Test the transition specifically, undocking and docking during gameplay, in menus, during loading, because the mode switch is a frequent source of crashes and rendering bugs. Performance must be acceptable in both modes, and the lower handheld clocks mean a game that hits the frame rate target docked may miss it in handheld, so test performance separately in each mode rather than assuming docked performance carries over.

Sleep, resume, and suspension

Players put the Switch to sleep constantly, mid-game, mid-cutscene, mid-loading, by pressing the power button or closing the lid, and your game must survive being suspended and resumed from any state. Certification tests this, and players will do it relentlessly, so a game that crashes or corrupts state on resume will both fail certification and frustrate players.

Test suspending and resuming from every state you can: during gameplay, during saves, during network operations, during loading screens. Pay special attention to anything time-based or network-based, because the gap introduced by sleep can break assumptions about elapsed time or connection state. Resume handling is one of the most Switch-specific behaviors and one of the most common reasons indie ports stumble.

Memory and performance constraints

The Switch has far less memory and processing power than a modern PC or current consoles, and a game that never worried about memory on PC can blow the Switch budget easily. Test against the real memory ceiling on actual hardware, because exceeding it causes crashes that never appear on your development PC. Large textures, uncompressed audio, and unbounded allocations are common culprits.

Performance requires real-hardware testing too. The Switch CPU and GPU are modest, and effects, draw distances, and physics loads that are free on PC can tank the frame rate on Switch. Profile on the device, in both docked and handheld modes, and be prepared to scale down settings specifically for the platform. Capturing crashes and performance data from real hardware during testing is essential, because the constraints are invisible on your PC.

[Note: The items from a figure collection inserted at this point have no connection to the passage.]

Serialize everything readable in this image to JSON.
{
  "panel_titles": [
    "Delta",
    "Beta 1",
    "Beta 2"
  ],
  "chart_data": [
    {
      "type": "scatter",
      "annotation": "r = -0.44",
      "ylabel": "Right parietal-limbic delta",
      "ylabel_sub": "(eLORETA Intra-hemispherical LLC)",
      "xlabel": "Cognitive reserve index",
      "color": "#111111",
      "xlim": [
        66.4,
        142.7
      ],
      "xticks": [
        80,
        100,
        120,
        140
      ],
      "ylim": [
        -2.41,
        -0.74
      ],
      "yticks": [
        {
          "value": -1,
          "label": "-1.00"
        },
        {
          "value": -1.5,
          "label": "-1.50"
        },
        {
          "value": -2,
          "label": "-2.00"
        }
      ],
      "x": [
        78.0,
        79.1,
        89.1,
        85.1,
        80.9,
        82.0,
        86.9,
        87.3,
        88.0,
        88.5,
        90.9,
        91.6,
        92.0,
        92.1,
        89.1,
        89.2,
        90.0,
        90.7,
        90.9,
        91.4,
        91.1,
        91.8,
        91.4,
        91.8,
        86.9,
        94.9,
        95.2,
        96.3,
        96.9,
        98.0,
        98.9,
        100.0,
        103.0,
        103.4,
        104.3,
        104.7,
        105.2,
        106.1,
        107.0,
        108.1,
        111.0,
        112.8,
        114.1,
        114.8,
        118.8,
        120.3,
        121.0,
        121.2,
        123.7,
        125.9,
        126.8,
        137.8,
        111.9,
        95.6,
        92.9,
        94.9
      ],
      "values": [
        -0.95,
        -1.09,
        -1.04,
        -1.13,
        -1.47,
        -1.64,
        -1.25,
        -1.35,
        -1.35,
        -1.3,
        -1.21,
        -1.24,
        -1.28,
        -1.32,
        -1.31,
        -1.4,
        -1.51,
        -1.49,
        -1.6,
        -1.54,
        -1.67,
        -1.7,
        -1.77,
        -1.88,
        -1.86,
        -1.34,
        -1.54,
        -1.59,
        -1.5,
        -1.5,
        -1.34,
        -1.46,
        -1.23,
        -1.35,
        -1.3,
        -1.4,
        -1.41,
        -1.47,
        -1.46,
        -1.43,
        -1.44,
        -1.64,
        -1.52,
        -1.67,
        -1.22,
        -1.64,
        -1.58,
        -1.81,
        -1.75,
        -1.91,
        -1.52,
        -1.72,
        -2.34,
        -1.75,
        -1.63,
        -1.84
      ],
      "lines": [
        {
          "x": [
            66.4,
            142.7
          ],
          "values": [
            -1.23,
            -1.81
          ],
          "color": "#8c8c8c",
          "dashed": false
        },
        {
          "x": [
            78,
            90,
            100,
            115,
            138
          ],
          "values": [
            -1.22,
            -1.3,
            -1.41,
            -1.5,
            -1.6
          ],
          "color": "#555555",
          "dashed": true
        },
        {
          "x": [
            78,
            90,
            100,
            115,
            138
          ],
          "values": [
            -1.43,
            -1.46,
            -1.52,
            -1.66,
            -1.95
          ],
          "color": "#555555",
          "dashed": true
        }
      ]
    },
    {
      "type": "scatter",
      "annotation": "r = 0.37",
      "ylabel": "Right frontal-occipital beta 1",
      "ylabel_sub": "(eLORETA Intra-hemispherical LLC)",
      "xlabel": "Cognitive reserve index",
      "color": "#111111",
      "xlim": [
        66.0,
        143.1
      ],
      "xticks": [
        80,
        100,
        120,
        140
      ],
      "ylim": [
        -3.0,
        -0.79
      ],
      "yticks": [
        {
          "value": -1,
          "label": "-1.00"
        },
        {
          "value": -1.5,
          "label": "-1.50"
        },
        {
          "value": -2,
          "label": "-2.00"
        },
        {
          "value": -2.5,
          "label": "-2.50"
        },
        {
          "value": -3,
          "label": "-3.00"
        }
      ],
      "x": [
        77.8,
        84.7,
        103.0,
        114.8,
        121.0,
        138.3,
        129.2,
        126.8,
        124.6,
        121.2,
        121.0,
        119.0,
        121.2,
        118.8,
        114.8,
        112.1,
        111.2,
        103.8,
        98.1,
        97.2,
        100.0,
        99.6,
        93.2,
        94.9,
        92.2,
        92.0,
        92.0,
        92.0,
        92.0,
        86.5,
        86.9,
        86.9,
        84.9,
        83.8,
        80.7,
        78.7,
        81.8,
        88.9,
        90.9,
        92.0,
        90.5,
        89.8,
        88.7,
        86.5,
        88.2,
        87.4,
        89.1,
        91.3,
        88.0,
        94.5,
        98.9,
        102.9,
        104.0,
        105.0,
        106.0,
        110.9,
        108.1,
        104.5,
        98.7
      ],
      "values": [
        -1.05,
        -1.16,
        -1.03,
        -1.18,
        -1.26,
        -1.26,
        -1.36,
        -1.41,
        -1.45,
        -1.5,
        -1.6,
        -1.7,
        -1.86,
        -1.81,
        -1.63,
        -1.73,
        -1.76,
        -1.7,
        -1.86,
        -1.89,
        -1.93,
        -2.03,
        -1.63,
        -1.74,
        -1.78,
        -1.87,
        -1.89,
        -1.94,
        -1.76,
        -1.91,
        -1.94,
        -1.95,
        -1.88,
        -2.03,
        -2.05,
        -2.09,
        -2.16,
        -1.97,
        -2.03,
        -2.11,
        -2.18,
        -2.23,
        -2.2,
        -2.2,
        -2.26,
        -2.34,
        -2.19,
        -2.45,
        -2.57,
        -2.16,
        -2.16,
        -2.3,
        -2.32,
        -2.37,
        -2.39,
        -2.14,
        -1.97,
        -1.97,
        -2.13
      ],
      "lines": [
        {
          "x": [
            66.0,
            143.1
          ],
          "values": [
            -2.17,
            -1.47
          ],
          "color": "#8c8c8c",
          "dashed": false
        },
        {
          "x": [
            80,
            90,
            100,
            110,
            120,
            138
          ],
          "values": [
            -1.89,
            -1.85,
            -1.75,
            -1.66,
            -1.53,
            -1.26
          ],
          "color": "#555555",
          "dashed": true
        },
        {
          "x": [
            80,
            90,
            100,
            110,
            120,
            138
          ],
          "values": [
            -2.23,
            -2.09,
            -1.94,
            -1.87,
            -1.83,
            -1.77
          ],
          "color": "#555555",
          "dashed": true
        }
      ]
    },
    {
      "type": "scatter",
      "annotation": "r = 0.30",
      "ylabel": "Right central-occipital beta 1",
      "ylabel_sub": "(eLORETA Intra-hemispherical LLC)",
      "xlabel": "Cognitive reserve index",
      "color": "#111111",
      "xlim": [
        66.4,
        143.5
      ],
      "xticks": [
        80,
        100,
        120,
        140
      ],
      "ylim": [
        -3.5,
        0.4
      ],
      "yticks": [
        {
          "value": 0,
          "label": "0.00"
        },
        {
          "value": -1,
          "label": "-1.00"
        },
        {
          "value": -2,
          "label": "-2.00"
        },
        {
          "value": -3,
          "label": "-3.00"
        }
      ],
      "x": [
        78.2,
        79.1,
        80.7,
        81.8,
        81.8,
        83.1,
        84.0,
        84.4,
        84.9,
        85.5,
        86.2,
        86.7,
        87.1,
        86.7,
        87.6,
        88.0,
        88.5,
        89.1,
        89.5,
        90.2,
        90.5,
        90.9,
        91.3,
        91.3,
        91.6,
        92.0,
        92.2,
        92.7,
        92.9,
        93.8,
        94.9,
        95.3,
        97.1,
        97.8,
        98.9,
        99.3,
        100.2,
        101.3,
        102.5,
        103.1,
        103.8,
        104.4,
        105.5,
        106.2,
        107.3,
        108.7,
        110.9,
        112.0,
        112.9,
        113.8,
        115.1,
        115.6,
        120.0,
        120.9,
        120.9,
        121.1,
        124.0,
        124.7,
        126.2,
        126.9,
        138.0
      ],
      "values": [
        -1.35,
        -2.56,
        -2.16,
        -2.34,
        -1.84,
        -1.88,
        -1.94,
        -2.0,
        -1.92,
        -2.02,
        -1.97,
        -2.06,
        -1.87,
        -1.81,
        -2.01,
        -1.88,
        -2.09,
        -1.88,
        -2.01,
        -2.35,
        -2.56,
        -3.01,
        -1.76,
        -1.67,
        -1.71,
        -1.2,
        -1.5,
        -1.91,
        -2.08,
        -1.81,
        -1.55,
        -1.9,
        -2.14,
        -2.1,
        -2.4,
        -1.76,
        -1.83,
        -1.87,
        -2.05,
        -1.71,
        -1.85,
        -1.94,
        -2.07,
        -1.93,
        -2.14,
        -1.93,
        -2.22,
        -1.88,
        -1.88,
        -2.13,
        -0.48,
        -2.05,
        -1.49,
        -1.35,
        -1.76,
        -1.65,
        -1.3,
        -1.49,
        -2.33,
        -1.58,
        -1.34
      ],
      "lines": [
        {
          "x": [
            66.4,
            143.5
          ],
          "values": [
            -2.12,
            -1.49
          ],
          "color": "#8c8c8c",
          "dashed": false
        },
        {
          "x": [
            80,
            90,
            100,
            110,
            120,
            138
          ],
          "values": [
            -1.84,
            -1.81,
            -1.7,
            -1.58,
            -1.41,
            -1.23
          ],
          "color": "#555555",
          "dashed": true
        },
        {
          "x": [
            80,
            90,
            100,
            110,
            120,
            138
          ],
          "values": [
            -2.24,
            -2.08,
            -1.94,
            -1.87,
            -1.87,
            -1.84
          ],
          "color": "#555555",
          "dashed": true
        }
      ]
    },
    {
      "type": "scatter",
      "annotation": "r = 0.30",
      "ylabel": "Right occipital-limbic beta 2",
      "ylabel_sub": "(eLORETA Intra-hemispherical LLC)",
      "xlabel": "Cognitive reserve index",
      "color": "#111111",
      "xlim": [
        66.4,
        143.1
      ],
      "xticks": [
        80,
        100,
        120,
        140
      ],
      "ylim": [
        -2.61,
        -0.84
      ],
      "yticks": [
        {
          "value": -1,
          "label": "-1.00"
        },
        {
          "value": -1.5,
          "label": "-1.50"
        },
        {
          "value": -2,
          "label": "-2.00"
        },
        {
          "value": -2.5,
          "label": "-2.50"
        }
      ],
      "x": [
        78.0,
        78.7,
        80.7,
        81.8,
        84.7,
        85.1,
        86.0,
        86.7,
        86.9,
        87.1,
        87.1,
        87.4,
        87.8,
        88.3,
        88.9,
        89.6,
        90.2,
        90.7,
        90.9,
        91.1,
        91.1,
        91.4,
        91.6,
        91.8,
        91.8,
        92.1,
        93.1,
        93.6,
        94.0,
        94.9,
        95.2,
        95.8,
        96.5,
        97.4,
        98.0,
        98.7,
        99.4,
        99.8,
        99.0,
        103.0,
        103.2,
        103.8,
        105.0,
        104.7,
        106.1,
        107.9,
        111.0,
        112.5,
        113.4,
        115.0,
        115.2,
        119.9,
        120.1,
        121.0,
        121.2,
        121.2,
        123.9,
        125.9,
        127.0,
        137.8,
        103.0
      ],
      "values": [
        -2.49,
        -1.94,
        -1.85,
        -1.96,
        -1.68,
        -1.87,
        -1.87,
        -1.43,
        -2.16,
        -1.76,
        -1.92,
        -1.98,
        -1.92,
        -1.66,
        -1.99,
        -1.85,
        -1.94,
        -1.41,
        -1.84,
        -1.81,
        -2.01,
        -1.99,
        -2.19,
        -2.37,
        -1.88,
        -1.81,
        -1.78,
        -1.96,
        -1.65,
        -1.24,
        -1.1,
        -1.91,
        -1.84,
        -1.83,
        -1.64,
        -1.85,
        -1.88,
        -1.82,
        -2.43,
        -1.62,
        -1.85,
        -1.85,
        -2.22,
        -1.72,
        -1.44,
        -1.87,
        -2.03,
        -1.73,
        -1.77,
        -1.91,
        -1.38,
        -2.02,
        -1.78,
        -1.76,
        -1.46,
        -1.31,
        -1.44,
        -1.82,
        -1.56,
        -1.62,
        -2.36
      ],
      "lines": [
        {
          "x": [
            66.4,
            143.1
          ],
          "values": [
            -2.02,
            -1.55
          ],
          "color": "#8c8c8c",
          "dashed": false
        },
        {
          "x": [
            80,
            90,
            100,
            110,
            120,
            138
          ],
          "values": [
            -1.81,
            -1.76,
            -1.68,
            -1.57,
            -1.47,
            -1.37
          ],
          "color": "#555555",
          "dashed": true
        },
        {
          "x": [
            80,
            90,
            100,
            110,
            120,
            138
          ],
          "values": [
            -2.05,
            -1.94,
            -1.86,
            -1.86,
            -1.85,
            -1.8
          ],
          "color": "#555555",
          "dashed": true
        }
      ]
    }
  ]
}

Joy-Con and controller handling

The Switch controller situation is uniquely complex: detachable Joy-Cons that can be used together, separately, in a grip, or as a Pro Controller, plus the handheld built-in controls. Your game must handle all the supported configurations and the transitions between them, a Joy-Con detaching mid-game, switching from handheld to a Pro Controller, a controller disconnecting.

Certification checks controller handling, including showing the correct prompt to reconnect a controller, and players use every configuration, so test them all. The detach and reconnect flows are the most error-prone, since they involve the system controller-management UI and your game pausing appropriately. A game that handles a Pro Controller but mishandles a single detached Joy-Con will frustrate a meaningful slice of Switch players and may fail certification.

A Switch launch QA checklist

Use this as the backbone of your Switch QA, expanding it with the specific certification requirements for your title. Test everything on real hardware, because the Switch constraints simply do not reproduce on a PC, and capture crashes and performance data throughout so you fix the platform-specific issues before submission rather than discovering them in a certification failure.

Nintendo Switch launch QA checklist:
[ ] Review and test against all applicable certification requirements
[ ] Test docked mode performance and rendering
[ ] Test handheld mode performance and rendering
[ ] Test docking and undocking mid-gameplay, in menus, and while loading
[ ] Test sleep and resume from gameplay, saves, loading, and network operations
[ ] Verify memory stays within budget on real hardware
[ ] Profile frame rate on device in both modes
[ ] Test all supported Joy-Con and Pro Controller configurations
[ ] Test Joy-Con detach, reconnect, and disconnect handling
[ ] Verify correct home button and error handling
[ ] Test behavior when storage is full
[ ] Capture crashes and performance data on real hardware
The Switch is not a small PC. Test the modes, the sleep, the memory, and the Joy-Cons on real hardware.